If no 3D impression of the sample is needed, digital microscopes, i.e., microscpes without eyepieces, can be an ergonomic alternative to traditional stereo microscopes using only eyepieces. Additionally, compound or stereo microscopes equipped with digital cameras can be used in the same way as a digital microscope. 

Since digital microscopes display the image directly on a monitor, they are inherently more ergonomic than microscopes with eyepieces. They are particularly useful for efficient analysis and documentation of components, parts, and other samples where a 3D perception is not essential during inspection, quality control (QC), failure analysis (FA), or research and development (R&D).

Also compound or stereo microscopes with eyepieces can easily be turned into ergonomic digital workstations by adding a camera. Thus, users view samples on a monitor rather than through the eyepieces. For image analyses and documentation, the camera is an essential part of the microscope. It captures all details of the sample in a digital image which can then be analyzed with respective software, annotated, and stored. 

In the last few years, cameras have become more and more important due to their steadily improving capability of capturing the necessary details. With artificial intelligence (AI) on the forefront of making automatic image analysis of large datasets practical, it is unlikely that we will see any microscopes without cameras in the future. 

Yet, digital microscope workstations only solve some of the issue microscope users may face – mainly related to the inclination of the head when looking through the eyepieces. Ergonomic design goes beyond this. 

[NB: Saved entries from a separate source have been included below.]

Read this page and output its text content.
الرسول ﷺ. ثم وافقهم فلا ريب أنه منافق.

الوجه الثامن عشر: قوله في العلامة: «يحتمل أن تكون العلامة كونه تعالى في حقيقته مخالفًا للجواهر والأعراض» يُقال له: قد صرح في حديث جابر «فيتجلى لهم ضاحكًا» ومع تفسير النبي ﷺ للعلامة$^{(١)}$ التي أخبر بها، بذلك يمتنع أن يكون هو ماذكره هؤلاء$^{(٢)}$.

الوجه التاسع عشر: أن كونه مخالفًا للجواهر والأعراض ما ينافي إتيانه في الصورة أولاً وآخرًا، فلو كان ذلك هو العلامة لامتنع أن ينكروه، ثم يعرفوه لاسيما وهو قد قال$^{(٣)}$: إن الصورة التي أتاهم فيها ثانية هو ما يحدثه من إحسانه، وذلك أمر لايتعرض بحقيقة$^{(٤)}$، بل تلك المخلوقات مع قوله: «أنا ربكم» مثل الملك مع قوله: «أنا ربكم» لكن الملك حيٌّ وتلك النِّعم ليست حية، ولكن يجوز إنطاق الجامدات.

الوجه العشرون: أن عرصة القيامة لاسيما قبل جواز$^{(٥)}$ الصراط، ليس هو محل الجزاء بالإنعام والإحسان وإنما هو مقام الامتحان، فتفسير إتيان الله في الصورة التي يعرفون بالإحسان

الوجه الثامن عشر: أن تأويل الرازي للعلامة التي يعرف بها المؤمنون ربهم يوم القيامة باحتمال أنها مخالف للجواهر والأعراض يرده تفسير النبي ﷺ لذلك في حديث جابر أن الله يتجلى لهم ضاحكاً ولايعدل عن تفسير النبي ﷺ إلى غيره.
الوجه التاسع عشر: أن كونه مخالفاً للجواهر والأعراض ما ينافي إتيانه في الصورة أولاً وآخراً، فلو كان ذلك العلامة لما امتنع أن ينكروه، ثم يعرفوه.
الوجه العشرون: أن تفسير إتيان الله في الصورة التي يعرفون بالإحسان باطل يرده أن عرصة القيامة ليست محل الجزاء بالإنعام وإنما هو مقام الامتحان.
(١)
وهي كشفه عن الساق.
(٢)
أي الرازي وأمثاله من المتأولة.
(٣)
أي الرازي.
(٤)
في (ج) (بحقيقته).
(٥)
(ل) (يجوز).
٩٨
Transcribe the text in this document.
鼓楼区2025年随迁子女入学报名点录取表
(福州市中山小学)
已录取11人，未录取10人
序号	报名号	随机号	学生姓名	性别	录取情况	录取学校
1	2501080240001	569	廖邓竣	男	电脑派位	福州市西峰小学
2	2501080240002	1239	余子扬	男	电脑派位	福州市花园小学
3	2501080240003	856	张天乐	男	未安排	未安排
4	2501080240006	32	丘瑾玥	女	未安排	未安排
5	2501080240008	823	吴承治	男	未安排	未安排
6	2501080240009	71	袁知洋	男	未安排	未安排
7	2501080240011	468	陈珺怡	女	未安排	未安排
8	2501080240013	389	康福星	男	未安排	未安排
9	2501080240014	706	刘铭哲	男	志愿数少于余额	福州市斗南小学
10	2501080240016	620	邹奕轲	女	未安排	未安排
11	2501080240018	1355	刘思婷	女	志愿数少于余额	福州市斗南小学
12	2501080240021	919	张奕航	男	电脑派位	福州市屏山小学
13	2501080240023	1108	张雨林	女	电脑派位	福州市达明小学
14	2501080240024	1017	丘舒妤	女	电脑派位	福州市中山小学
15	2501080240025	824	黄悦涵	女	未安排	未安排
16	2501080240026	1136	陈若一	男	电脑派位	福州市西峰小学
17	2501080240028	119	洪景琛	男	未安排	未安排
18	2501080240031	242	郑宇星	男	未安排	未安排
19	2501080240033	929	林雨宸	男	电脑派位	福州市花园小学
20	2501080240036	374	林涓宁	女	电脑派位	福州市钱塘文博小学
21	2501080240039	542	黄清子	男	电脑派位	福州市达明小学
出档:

One example is the DM1000 to DM3000 series for clinical applications. The stage-drive and focus knobs are at the same height, allowing users to work with level shoulders. Users can also operate the stage drive and focus with one hand only. In addition to that, the focus knobs are height-adjustable, so that users of different size can comfortably adapt the microscope to their needs. As with ergonomic tube accessories for stereo microscopes, also Leica compound microscopes can be equipped with tiltable tubes for adjustable viewing height.

Which ergonomic accessories make sense?

Making microscope workplaces more ergonomic depends on the applications and tasks for which the micrsocpes are used. Discussion with Leica experts may be necessary to determine which microscope and ergonomics accessories would be the most useful.

Video: Accessories for an ergonomic workplace

Every person is different. That's why microscope workstations need to be adapted to their users. An optimal sitting position is the basis for a comfortable posture. An adaptable viewing height ensures the shoulder and neck muscles are not strained. This video shows how ErgoTubes and ErgoModules from Leica Microsystems help with these adjustments.